Malaysia’s end-June palm oil stocks likely dropped to their lowest in a year as demand for the edible oil continued to outstrip supply, a Reuters survey of five plantation companies showed on Thursday.
Inventory levels may have eased 4.2 per cent from a month ago to 1.74 million tonnes in June, which would be the sixth straight monthly decline.
Output in the world’s second largest palm oil producer likely rose six per cent in June from the previous month, its biggest jump so far this year, to 1.47 million tonnes, suggesting the start of a higher production cycle in the second half of the year.
Production, however, still fell short of the 1.59 million tonnes of total demand represented by exports and local consumption.
Shipments rose 2.7 per cent to 1.45 million tonnes in June, as buyers from India and Pakistan stocked up in preparation for the Muslim festival of Ramadan in July.
China, the world’s largest palm oil buyer after India, also purchased more volumes last month, cargo surveyor data showed.
The median of the figures provided by the poll respondents imply domestic consumption in June of around 143,751 tonnes.

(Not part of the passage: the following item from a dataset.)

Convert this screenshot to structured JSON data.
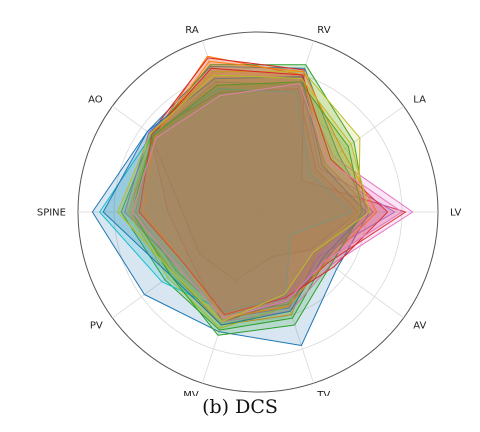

Malaysia’s imports of crude palm oil from top producer Indonesia most likely gained to 50,000 tonnes in June from 15,815 tonnes in the previous month, according to the poll.
The Bursa Malaysia Derivatives Exchange’s palm oil benchmark futures slipped in June after the US Federal Reserve signalled it would begin to dial down stimulus this year, although a weak ringgit and Ramadan demand capped some losses.
Traders said easing demand post-Ramadan and rising production in the second half of the year could mean stocks would start picking up again in July, further depressing prices.
Palm oil prices are set for a sharper-than-expected 15 per cent drop this year as the oilseed faces slowing demand in key markets such as Europe and Asia and increased competition from rival soyoil, a Reuters poll showed.
The recent smog that choked Malaysia and Singapore has put planters under scrutiny and raised calls to cut reliance on unsustainable palm oil, which could add pressure on prices.
Indonesia, the world’s top palm oil producer, set its export tax for crude palm oil at 10.5 per cent for July, up from nine per cent in June, while Malaysia kept its tax rate unchanged for the fifth month at 4.5 per cent.